In the past week, 22 of the state’s 36 counties completed vaccinations for all eligible seniors who requested the shot and had thus been greenlit to begin vaccinating Oregonians in phase 1b, group 6.

That group includes adults between 45 and 64 with underlying health conditions, pregnant people 16 and older, migrant and seasonal farmworkers, seafood, agricultural and food processing workers, homeless people, wildland firefighters and people in low-income senior housing — and is set to become eligible for the shot statewide starting March 29.

The next stage in the state’s vaccine timeline, phase 1b, group 7, includes front-line workers who meet the Centers for Disease Control and Prevention definition, people in multigenerational housing and adults between 16 and 44 with underlying health conditions.

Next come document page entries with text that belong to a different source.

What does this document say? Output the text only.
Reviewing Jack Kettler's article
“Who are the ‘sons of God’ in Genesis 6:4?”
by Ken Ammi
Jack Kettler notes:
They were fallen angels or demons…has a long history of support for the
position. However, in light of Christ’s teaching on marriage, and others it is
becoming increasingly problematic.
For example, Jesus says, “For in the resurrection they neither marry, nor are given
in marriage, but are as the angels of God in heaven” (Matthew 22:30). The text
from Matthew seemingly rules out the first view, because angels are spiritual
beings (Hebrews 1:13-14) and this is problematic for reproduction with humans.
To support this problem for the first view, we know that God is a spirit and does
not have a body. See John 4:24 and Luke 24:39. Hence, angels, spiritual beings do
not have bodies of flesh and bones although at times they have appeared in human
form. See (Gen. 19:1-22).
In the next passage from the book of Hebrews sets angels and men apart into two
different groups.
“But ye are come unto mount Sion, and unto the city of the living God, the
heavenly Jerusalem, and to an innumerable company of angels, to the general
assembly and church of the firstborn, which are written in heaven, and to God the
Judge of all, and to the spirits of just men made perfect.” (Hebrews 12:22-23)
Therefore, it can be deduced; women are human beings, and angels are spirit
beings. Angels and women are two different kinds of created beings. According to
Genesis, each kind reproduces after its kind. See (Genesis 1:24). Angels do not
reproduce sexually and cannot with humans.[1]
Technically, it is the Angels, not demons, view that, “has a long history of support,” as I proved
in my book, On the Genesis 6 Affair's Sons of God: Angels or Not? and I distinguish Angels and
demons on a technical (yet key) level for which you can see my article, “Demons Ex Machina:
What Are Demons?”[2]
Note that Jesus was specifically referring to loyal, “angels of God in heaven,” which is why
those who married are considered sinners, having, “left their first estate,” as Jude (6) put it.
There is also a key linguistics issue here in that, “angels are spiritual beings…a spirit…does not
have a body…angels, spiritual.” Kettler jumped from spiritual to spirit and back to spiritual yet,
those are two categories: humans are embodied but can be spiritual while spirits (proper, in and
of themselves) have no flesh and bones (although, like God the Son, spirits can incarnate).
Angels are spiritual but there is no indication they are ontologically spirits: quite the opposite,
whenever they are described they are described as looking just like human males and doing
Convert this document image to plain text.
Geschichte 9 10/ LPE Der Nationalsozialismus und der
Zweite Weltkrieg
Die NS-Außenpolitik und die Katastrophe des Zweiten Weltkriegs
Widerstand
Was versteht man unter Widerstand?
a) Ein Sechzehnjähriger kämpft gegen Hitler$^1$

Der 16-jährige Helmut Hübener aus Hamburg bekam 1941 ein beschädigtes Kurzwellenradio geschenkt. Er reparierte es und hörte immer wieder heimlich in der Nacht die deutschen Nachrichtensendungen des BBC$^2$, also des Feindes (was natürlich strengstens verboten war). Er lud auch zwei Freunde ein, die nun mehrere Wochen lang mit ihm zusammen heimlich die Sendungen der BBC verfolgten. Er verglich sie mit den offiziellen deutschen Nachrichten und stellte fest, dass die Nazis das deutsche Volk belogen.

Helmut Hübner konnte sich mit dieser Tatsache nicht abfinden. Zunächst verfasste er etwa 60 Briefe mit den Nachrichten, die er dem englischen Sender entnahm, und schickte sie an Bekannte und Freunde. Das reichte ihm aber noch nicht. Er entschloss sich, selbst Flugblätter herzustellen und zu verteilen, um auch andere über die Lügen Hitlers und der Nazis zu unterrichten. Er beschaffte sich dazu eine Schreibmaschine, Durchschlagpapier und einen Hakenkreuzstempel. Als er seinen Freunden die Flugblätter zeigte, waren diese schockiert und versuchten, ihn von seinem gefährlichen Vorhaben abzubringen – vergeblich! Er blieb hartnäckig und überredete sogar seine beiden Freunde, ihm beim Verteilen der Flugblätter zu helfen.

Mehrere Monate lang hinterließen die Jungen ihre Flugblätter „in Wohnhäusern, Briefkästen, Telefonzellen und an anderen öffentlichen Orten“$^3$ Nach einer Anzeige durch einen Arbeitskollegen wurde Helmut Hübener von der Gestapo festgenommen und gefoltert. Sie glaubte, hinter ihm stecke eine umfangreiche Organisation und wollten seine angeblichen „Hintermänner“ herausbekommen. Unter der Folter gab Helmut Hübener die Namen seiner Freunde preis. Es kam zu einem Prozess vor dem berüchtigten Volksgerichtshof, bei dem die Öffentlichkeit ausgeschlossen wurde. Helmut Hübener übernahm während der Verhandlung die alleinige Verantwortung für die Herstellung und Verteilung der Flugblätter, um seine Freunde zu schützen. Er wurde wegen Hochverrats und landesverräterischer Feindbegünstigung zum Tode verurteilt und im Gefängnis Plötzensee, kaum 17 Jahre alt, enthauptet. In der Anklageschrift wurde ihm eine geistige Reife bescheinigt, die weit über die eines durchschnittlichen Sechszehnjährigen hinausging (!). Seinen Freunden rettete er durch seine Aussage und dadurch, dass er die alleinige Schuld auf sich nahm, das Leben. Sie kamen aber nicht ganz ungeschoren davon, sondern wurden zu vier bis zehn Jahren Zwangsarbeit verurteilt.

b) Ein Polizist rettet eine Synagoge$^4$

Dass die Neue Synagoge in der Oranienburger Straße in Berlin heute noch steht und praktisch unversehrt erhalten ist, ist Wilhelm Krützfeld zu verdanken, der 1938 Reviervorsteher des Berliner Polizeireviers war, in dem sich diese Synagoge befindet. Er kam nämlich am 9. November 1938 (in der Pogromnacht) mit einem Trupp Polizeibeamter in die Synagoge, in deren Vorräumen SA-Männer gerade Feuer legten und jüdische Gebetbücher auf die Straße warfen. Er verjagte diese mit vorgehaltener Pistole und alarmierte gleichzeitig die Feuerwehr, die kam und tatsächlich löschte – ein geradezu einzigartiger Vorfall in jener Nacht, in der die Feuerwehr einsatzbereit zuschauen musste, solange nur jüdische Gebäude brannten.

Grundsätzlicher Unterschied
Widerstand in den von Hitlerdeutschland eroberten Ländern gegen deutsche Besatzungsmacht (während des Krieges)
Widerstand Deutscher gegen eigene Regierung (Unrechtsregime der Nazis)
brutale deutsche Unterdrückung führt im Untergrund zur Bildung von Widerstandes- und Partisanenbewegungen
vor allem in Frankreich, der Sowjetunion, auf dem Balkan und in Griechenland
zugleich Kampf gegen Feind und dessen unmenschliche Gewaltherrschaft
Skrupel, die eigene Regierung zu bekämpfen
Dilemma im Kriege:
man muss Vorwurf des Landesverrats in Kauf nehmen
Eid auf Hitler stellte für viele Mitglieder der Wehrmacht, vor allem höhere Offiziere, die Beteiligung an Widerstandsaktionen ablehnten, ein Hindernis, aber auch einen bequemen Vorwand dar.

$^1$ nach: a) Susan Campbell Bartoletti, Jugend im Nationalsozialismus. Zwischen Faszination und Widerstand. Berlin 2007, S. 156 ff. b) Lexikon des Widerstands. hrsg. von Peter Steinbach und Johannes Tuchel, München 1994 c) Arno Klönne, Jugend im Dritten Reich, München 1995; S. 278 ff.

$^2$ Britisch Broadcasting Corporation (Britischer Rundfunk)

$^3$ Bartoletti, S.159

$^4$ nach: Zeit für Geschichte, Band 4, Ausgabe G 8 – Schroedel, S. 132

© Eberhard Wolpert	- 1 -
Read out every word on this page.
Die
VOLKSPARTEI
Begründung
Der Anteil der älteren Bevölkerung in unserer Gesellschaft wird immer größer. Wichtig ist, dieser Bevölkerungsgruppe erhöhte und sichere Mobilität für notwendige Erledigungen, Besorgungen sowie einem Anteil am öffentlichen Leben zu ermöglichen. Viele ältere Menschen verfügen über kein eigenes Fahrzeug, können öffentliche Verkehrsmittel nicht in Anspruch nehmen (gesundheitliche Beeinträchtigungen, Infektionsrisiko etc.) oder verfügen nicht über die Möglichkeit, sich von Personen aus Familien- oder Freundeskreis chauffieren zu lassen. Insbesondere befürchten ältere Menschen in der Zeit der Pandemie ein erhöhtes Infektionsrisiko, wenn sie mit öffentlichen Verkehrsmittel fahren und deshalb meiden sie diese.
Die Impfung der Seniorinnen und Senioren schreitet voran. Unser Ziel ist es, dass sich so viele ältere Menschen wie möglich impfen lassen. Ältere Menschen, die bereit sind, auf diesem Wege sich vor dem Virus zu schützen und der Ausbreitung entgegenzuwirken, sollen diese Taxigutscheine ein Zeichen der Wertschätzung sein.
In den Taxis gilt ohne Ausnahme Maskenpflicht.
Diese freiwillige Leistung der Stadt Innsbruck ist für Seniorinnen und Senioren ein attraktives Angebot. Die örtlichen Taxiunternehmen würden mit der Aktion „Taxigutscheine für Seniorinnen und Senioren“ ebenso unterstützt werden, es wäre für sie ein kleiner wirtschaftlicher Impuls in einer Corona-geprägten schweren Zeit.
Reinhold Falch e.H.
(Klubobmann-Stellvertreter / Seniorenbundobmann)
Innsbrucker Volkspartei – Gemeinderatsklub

They will now become eligible for vaccination on Monday, April 5, two weeks earlier than previously planned. The eligibility date for all Oregonians over the age of 16 to receive the shot remains at May 1 for now, Brown said.

“With so many counties across Oregon ready to begin the next phases of vaccination, I am accelerating our vaccination timelines statewide rather than proceeding county by county,” said Brown.

“And, with increased supplies, expanding eligibility will allow health care providers and community-based organizations to be more efficient in their efforts to vaccinate hard-to-reach communities.”

In other Covid news this week, the state unintentionally sped up the vaccination schedule for more than 10,000 Oregonians who were not yet eligible for the shot, but who received automated invitations to make an appointment anyway.

The error by the Oregon Health Authority involved sending an appointment invitation to 11,000 Oregonians who had registered at and who were in group 7 — which, at the time, was still not scheduled to become eligible until April 19.

OHA acknowledged the mistake in a March 24 message to subscribers, saying that appointments made before the error was discovered would be honored.

“Our partners at All4Oregon have committed to honoring appointments offered and made as part of our error,” the state health agency said. “We at OHA understand how stressful the last year has been, as well as how eager we all are to get vaccinated. We sincerely apologize for our mistake and the confusion it has caused.”